In general, the airlines with the most flight cancellations also experienced high numbers of flight delays, but a few surprises exist lower on the cancellation list. Though easyJet canceled only 169 flights in a month, the British-based budget airline experienced nearly 7,000 delayed flights – the most of any airline on the list. However, easyJet recently announced it is taking steps to reduce flight delays and improve passenger experience.
When it comes to flight cancellations at European airports, Frankfurt am Main experienced more than twice as many cancellations as the next-highest airport on the list. Frankfurt is a hub for Lufthansa, so it’s clear that the airline strikes propelled cancellations at the airport. The second-highest on the cancellation list, Franz Josef Strauss Airport, too, was affected by the Lufthansa walkouts. In third place, Heathrow Airport in London – Europe’s busiest airport – was home to more than 300 cancelled flights. Why? It appears heavy fog was at least partially to blame.
Generally, airports with the most cancellations also saw high numbers of delays. However, some airports seemed to have disproportionate numbers of delays: Barcelona El-Prat Airport, Paris Orly Airport, Adolfo Suárez Madrid-Barajas Airport, and Leonardo da Vinci–Fiumicino Airport all experienced fewer than 100 canceled flights but more than 1,000 delayed flights. For passengers in a hurry to reach their destinations, a flight on a private charter jet just may be the safest bet.

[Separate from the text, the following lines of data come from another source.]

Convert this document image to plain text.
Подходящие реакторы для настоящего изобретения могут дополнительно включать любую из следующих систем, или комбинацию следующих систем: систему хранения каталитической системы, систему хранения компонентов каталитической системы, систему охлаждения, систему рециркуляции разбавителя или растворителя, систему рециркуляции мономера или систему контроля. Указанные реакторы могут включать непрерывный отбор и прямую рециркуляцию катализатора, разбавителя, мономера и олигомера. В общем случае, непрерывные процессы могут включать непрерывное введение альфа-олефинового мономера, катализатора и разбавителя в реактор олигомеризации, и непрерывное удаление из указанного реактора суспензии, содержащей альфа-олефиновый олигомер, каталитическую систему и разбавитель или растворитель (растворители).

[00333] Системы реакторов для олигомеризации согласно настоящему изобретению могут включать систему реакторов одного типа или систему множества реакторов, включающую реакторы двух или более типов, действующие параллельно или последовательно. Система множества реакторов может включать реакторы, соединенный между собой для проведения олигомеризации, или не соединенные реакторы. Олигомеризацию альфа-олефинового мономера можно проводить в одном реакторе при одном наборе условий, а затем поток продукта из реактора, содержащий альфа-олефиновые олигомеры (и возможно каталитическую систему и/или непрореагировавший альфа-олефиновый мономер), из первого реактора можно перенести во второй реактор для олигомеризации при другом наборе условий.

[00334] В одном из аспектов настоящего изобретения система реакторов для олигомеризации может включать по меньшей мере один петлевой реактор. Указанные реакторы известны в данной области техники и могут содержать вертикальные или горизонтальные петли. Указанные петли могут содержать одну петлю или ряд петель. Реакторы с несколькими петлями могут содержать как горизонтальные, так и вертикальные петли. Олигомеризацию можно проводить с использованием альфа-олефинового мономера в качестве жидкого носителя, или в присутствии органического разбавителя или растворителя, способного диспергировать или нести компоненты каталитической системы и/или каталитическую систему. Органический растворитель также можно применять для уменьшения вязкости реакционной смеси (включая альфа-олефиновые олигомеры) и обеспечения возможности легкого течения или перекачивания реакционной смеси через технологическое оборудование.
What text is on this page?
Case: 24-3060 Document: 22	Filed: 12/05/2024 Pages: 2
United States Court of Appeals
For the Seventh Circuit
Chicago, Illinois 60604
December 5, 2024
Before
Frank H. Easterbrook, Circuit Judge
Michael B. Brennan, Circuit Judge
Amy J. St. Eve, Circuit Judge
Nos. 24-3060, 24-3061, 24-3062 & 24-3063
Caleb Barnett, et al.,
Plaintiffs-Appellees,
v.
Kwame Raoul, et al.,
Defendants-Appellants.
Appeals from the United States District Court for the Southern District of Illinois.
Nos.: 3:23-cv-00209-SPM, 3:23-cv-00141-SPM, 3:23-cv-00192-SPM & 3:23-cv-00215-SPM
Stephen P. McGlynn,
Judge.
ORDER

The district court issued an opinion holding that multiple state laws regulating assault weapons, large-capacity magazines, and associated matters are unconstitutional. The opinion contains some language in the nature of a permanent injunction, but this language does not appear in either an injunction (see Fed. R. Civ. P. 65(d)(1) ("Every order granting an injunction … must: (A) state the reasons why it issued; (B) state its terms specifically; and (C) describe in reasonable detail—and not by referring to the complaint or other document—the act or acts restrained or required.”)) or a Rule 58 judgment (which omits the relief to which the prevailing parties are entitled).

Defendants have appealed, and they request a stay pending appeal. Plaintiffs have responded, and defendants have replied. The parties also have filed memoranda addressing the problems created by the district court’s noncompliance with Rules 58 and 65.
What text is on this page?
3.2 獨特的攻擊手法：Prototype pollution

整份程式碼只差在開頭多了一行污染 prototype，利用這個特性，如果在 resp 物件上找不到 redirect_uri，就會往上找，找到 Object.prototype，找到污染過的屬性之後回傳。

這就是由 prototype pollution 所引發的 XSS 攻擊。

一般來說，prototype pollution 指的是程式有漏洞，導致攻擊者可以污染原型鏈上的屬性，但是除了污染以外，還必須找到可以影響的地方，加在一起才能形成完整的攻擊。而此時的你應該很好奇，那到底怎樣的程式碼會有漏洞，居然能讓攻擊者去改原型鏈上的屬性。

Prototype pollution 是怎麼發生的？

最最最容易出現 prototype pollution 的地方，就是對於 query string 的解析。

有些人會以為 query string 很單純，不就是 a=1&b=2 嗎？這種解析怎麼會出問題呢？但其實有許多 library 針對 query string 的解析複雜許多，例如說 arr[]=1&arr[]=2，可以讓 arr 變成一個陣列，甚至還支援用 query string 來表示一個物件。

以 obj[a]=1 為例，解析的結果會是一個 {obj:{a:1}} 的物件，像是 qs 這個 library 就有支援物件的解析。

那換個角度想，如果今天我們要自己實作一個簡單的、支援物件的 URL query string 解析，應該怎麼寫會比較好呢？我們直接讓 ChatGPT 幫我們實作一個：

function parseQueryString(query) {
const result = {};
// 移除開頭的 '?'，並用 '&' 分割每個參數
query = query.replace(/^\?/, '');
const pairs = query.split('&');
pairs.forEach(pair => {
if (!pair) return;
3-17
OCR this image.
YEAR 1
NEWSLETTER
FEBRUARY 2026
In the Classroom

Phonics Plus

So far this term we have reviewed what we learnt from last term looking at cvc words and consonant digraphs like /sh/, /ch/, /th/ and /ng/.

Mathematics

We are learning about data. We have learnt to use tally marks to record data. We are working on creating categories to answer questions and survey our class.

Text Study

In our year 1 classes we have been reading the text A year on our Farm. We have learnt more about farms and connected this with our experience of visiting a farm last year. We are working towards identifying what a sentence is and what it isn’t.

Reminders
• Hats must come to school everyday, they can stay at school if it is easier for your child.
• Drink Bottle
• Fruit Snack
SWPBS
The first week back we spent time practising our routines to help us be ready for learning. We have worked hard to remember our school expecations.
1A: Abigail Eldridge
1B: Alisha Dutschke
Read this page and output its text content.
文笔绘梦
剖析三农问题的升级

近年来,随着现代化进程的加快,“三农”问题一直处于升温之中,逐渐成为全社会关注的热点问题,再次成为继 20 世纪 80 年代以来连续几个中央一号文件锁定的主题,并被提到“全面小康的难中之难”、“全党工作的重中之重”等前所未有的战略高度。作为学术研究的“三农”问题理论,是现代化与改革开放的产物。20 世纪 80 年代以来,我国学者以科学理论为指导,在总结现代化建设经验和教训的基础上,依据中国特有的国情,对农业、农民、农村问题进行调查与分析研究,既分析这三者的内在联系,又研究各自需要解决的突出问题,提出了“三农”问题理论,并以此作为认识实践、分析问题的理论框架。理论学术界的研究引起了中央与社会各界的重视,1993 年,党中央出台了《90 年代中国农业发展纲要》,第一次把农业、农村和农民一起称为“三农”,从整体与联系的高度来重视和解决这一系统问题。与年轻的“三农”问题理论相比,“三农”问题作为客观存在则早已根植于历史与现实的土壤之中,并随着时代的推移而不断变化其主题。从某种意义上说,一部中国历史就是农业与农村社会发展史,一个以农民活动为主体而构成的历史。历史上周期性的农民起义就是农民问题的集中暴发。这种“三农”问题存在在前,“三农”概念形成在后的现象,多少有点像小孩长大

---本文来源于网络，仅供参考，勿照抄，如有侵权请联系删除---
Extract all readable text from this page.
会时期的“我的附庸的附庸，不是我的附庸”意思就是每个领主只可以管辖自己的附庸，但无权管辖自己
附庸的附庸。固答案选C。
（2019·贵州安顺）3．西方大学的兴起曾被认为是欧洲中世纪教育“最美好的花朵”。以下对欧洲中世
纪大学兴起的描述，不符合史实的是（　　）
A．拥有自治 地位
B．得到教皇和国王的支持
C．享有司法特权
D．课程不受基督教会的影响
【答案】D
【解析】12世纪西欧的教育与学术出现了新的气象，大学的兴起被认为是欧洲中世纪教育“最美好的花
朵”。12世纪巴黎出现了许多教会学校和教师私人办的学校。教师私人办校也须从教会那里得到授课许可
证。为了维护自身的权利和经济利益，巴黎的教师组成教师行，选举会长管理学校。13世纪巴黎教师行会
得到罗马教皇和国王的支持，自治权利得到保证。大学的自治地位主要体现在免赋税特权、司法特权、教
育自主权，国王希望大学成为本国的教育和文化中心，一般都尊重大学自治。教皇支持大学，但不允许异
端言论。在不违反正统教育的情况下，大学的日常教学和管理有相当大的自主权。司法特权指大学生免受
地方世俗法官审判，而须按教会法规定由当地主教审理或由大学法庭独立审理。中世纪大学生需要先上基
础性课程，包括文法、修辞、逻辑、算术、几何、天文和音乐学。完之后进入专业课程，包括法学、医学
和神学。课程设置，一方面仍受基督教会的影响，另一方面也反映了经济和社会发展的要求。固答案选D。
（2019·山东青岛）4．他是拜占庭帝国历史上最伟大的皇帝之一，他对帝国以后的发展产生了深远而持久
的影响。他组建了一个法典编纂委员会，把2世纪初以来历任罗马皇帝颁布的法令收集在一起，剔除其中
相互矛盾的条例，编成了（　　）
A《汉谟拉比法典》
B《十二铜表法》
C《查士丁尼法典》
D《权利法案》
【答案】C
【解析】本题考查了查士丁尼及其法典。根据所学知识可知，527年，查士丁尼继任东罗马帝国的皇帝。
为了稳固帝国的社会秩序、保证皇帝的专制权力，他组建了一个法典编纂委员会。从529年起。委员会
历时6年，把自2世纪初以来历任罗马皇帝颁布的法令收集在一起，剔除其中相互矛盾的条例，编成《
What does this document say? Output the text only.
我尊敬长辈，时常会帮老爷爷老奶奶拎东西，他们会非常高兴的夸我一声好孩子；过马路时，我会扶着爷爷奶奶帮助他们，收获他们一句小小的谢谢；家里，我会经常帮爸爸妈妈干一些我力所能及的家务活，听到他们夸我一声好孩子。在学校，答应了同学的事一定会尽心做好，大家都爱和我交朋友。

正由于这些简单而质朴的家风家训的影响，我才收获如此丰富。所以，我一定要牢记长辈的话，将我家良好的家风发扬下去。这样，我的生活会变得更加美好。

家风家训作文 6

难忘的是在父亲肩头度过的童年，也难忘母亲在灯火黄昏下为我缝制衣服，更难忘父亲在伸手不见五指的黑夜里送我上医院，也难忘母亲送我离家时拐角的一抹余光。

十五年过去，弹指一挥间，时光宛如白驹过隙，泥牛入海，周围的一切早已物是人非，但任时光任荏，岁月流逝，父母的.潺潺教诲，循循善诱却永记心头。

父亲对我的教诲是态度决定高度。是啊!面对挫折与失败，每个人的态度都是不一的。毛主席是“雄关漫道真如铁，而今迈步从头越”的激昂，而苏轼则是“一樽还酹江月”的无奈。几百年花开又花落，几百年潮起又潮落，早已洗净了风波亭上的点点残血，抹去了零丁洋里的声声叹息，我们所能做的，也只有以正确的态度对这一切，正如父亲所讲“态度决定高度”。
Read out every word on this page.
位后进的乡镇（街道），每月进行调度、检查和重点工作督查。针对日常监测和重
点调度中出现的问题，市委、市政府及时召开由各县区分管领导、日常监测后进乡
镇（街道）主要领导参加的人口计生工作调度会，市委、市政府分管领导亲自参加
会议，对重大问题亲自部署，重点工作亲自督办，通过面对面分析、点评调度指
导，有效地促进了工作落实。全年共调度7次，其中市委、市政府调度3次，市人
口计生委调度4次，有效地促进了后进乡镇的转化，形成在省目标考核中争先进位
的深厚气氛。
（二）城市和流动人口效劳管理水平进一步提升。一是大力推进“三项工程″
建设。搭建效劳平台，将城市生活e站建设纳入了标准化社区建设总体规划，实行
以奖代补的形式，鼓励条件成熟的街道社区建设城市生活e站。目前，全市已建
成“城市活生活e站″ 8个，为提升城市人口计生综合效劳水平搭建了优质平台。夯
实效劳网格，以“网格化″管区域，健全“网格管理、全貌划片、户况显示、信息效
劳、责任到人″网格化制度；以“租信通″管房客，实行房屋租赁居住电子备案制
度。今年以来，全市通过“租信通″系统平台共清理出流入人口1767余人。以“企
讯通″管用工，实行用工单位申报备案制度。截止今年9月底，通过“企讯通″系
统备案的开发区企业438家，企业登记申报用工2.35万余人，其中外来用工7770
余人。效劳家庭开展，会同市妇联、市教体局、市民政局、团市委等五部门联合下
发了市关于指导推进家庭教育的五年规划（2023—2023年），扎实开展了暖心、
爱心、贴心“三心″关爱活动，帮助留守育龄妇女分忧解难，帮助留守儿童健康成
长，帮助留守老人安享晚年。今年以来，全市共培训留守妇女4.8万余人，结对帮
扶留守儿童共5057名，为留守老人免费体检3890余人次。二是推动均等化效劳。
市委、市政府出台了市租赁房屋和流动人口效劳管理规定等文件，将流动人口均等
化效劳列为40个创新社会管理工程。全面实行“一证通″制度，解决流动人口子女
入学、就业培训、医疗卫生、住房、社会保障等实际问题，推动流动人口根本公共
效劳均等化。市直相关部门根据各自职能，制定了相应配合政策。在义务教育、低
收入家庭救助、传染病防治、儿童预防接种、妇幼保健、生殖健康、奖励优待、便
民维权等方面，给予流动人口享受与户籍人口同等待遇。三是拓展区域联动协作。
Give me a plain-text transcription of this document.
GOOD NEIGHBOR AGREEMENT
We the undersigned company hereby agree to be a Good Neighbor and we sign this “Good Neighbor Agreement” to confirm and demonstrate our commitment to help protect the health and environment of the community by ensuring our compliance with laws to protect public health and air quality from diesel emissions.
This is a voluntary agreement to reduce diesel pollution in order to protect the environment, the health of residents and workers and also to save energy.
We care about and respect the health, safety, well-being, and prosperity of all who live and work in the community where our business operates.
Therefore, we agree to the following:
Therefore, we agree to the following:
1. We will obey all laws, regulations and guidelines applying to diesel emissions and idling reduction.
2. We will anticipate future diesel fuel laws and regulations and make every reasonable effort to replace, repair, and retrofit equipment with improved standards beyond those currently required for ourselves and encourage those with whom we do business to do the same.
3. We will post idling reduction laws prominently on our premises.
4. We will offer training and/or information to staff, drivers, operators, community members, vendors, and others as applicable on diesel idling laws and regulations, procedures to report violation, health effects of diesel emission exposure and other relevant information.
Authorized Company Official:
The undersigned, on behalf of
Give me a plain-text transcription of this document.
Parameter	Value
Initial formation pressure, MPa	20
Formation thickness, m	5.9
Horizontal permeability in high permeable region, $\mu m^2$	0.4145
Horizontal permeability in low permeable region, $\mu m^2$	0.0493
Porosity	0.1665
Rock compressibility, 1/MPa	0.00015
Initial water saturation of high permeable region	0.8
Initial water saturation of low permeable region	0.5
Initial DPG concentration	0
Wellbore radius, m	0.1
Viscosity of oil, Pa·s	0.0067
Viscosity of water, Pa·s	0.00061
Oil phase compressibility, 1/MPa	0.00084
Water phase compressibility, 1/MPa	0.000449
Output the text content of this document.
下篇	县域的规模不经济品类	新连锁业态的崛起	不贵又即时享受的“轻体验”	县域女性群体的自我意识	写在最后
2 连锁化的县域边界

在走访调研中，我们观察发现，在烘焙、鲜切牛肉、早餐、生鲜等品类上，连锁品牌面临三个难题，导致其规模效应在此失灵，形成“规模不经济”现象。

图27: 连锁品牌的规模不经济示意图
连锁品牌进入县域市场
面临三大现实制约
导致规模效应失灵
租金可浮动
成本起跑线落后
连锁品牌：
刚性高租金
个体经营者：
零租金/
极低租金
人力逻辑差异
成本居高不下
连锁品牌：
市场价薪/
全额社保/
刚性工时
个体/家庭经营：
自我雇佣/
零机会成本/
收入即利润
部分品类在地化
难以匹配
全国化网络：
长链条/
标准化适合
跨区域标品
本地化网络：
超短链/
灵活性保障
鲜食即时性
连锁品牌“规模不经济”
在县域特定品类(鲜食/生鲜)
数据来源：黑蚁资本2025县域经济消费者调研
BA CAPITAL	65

Based on our findings, one thing is clear: Your air travel experience, from ticket price to likelihood of cancellation, vary greatly depending on where you’re flying from. Busy cities back East may be prone to flight delays, but they’re also more likely to have lower ticket prices. Try not to fly on a Monday (so many cancellations!), and brace for crowds if you’re flying out of big cities like Atlanta, L.A., and Chicago.
Though you may encounter some of the frustrations we examined, you can still try to make the most of your trip: Leaf through a good magazine. Treat yourself to a nice meal. Strike up a conversation with a fellow traveler. During air travel, you may be focused on your destination – but you can still enjoy the journey.
All airport and airline travel data were taken from the Bureau of Transportation Statistics.
For the Commercial Airline Rankings graphic, we recorded the bag fees, change fees total flights canceled prevalence, and late arrival prevalence. Prevalence was calculated by taking total flights canceled or total late arrivals / total flights * 100. If bag fees had a situational variance, an average was taken. If change fees had a situational variance (i.e., when the change is made prior to departure), the lowest fee was taken. Next, a rank was assigned to each airline and based on its rank, a letter grade was assigned.